After the incubation, place the tube on ice and add 990 microliters of pre-chilled HT1. Now, aliquot 100 microliters of denatured fix in a new 1.5 milliliter tube and add 300 microliters of pre-chilled HT1 to obtain a 10 picomolar final concentration of fix. Finally, in a new 1.5 milliliter tube, mix 510 microliters of denatured library pool with 90 microliters of denatured fixed library, thus obtaining a final 10 picomolar pool with 15%of fix control to be sequenced.
This image shows the analysis of 3498, 2989, and 4103 clusters of recurrent MLV integration sites in hematopoietic stem progenitor cells, erythroid progenitors and myeloid progenitors respectively. In each cell population, greater than 95%of MLV clusters overlapped with epigenetically defined enhancers and promoters. Cell specific MLV targeted regions were highly acetylated and associated with cell specific expression of the targeted gene.

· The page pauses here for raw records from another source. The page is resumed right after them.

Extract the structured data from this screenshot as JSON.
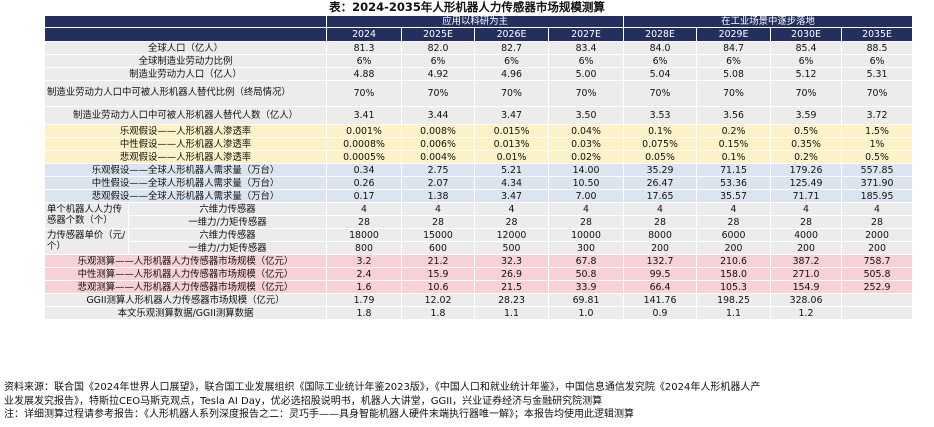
{
  "title": "表：2024-2035年人形机器人力传感器市场规模测算",
  "groups": [
    "应用以科研为主",
    "在工业场景中逐步落地"
  ],
  "years": [
    "2024",
    "2025E",
    "2026E",
    "2027E",
    "2028E",
    "2029E",
    "2030E",
    "2035E"
  ],
  "rows_basic": [
    {
      "label": "全球人口（亿人）",
      "values": [
        "81.3",
        "82.0",
        "82.7",
        "83.4",
        "84.0",
        "84.7",
        "85.4",
        "88.5"
      ]
    },
    {
      "label": "全球制造业劳动力比例",
      "values": [
        "6%",
        "6%",
        "6%",
        "6%",
        "6%",
        "6%",
        "6%",
        "6%"
      ]
    },
    {
      "label": "制造业劳动力人口（亿人）",
      "values": [
        "4.88",
        "4.92",
        "4.96",
        "5.00",
        "5.04",
        "5.08",
        "5.12",
        "5.31"
      ]
    },
    {
      "label": "制造业劳动力人口中可被人形机器人替代比例（终局情况）",
      "values": [
        "70%",
        "70%",
        "70%",
        "70%",
        "70%",
        "70%",
        "70%",
        "70%"
      ]
    },
    {
      "label": "制造业劳动力人口中可被人形机器人替代人数（亿人）",
      "values": [
        "3.41",
        "3.44",
        "3.47",
        "3.50",
        "3.53",
        "3.56",
        "3.59",
        "3.72"
      ]
    }
  ],
  "rows_penetration": [
    {
      "label": "乐观假设——人形机器人渗透率",
      "values": [
        "0.001%",
        "0.008%",
        "0.015%",
        "0.04%",
        "0.1%",
        "0.2%",
        "0.5%",
        "1.5%"
      ]
    },
    {
      "label": "中性假设——人形机器人渗透率",
      "values": [
        "0.0008%",
        "0.006%",
        "0.013%",
        "0.03%",
        "0.075%",
        "0.15%",
        "0.35%",
        "1%"
      ]
    },
    {
      "label": "悲观假设——人形机器人渗透率",
      "values": [
        "0.0005%",
        "0.004%",
        "0.01%",
        "0.02%",
        "0.05%",
        "0.1%",
        "0.2%",
        "0.5%"
      ]
    }
  ],
  "rows_demand": [
    {
      "label": "乐观假设——全球人形机器人需求量（万台）",
      "values": [
        "0.34",
        "2.75",
        "5.21",
        "14.00",
        "35.29",
        "71.15",
        "179.26",
        "557.85"
      ]
    },
    {
      "label": "中性假设——全球人形机器人需求量（万台）",
      "values": [
        "0.26",
        "2.07",
        "4.34",
        "10.50",
        "26.47",
        "53.36",
        "125.49",
        "371.90"
      ]
    },
    {
      "label": "悲观假设——全球人形机器人需求量（万台）",
      "values": [
        "0.17",
        "1.38",
        "3.47",
        "7.00",
        "17.65",
        "35.57",
        "71.71",
        "185.95"
      ]
    }
  ],
  "sensor_count": {
    "group_label": "单个机器人人力传感器个数（个）",
    "rows": [
      {
        "label": "六维力传感器",
        "values": [
          "4",
          "4",
          "4",
          "4",
          "4",
          "4",
          "4",
          "4"
        ]
      },
      {
        "label": "一维力/力矩传感器",
        "values": [
          "28",
          "28",
          "28",
          "28",
          "28",
          "28",
          "28",
          "28"
        ]
      }
    ]
  },
  "sensor_price": {
    "group_label": "力传感器单价（元/个）",
    "rows": [
      {
        "label": "六维力传感器",
        "values": [
          "18000",
          "15000",
          "12000",
          "10000",
          "8000",
          "6000",
          "4000",
          "2000"
        ]
      },
      {
        "label": "一维力/力矩传感器",
        "values": [
          "800",
          "600",
          "500",
          "300",
          "200",
          "200",
          "200",
          "200"
        ]
      }
    ]
  },
  "rows_market": [
    {
      "label": "乐观测算——人形机器人力传感器市场规模（亿元）",
      "values": [
        "3.2",
        "21.2",
        "32.3",
        "67.8",
        "132.7",
        "210.6",
        "387.2",
        "758.7"
      ]
    },
    {
      "label": "中性测算——人形机器人力传感器市场规模（亿元）",
      "values": [
        "2.4",
        "15.9",
        "26.9",
        "50.8",
        "99.5",
        "158.0",
        "271.0",
        "505.8"
      ]
    },
    {
      "label": "悲观测算——人形机器人力传感器市场规模（亿元）",
      "values": [
        "1.6",
        "10.6",
        "21.5",
        "33.9",
        "66.4",
        "105.3",
        "154.9",
        "252.9"
      ]
    }
  ],
  "rows_ggii": [
    {
      "label": "GGII测算人形机器人力传感器市场规模（亿元）",
      "values": [
        "1.79",
        "12.02",
        "28.23",
        "69.81",
        "141.76",
        "198.25",
        "328.06",
        ""
      ]
    },
    {
      "label": "本文乐观测算数据/GGII测算数据",
      "values": [
        "1.8",
        "1.8",
        "1.1",
        "1.0",
        "0.9",
        "1.1",
        "1.2",
        ""
      ]
    }
  ],
  "notes": [
    "资料来源：联合国《2024年世界人口展望》，联合国工业发展组织《国际工业统计年鉴2023版》，《中国人口和就业统计年鉴》，中国信息通信发究院《2024年人形机器人产",
    "业发展发究报告》，特斯拉CEO马斯克观点，Tesla AI Day，优必选招股说明书，机器人大讲堂，GGII，兴业证券经济与金融研究院测算",
    "注：详细测算过程请参考报告：《人形机器人系列深度报告之二：灵巧手——具身智能机器人硬件末端执行器唯一解》；本报告均使用此逻辑测算"
  ]
}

Examples are the promoter of HSP specific SPINK2 gene. The locus control region containing potent enhancers of the erythroid specific beta-like globin genes. Enhancers located upstream of the NPP specific LYZ gene.
Luciferase reporter assays validated the subset of cell specific MLV targeted enhancers in EPP and MPP. Erythroid specific MLV targeted regions had higher activity in EPP than in MPP and vice versa, confirming that MLV identifies cell specific enhancers possibly controlling the expression of nearby genes. Once mastered, this technique can be done in on week if it's performed properly.
While attempting this procedure, it's important to remember to maximize the frequency of transduced cells for optimal integration site retrieval. After watching this video, you should have a good understanding of how to map viral integration sites by first adjusting the genomic DNA then ligating the genomic fragments with a DNA linker followed by amplifying the host genome viral junction via LM PCR and lastly deep sequencing the amplicon library.